Ces pics de bruit sont pourtant considérés par les riverains comme particulièrement gênants. Selon l'association France Nature Environnement (FNE), « le riverain subit une succession de “pics de bruit” vécus comme une répétition d'agressions sonores qui déclenchent autant de réactions de défense de leur organisme. » Ce constat est partagé par les chercheurs de l'Université Gustave Eiffel, qui soulignent que « le choix du Lden, indice moyen, est questionné concernant sa capacité à prédire la gêne due au bruit par exemple pour des sources de bruit intermittentes, comme les trains ou les avions, caractérisées par des pics de bruit ».

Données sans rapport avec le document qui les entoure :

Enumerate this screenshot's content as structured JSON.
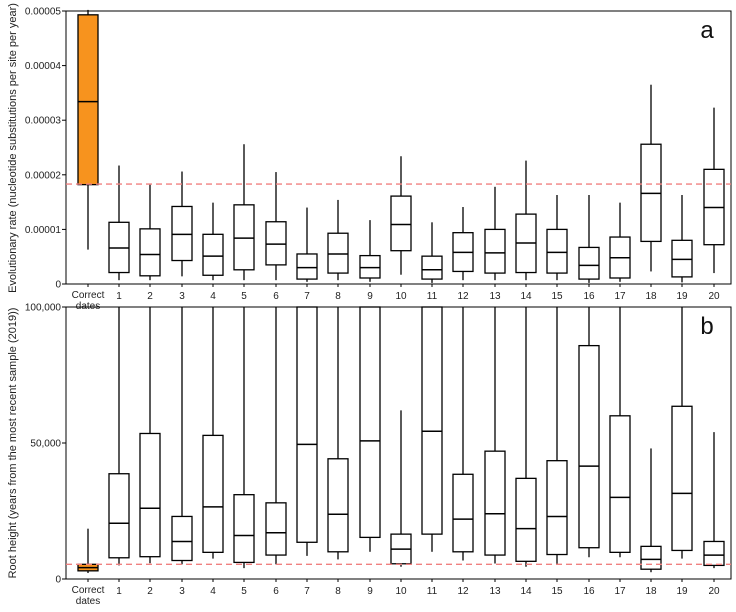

Dès février 2013, l'Agence nationale de sécurité sanitaire de l'alimentation, de l'environnement et du travail (Anses) soulignait que « les indices acoustiques ne sont pas suffisants » car « seule l'utilisation de certains d'entre eux pourrait permettre d'intégrer les effets des pics de bruit sur la santé dans la construction d'indicateurs d'impact sanitaire : il s'agit des indices acoustiques événementiels qui disposent d'éléments descriptifs de l'émergence de l'exposition sonore. Les indices acoustiques intégrés, qui décrivent une exposition sonore moyenne, ne permettent pas de distinguer deux situations d'exposition de niveau sonore moyen identique pour lesquelles une différence d'impact sanitaire serait uniquement attribuable à la présence de pics de bruit dans l'un des cas. De par leur nature, ces indices acoustiques intégrés, descripteurs de l'exposition sonore, ne traduisent pas la gêne ressentie (seul le Lden tente de la prendre en compte, mais de façon incomplète) et a fortiori, ils ne permettent pas de caractériser les autres effets extra-auditifs du bruit (problèmes d'apprentissage scolaire, stress, perturbations du sommeil, etc.) »37(*).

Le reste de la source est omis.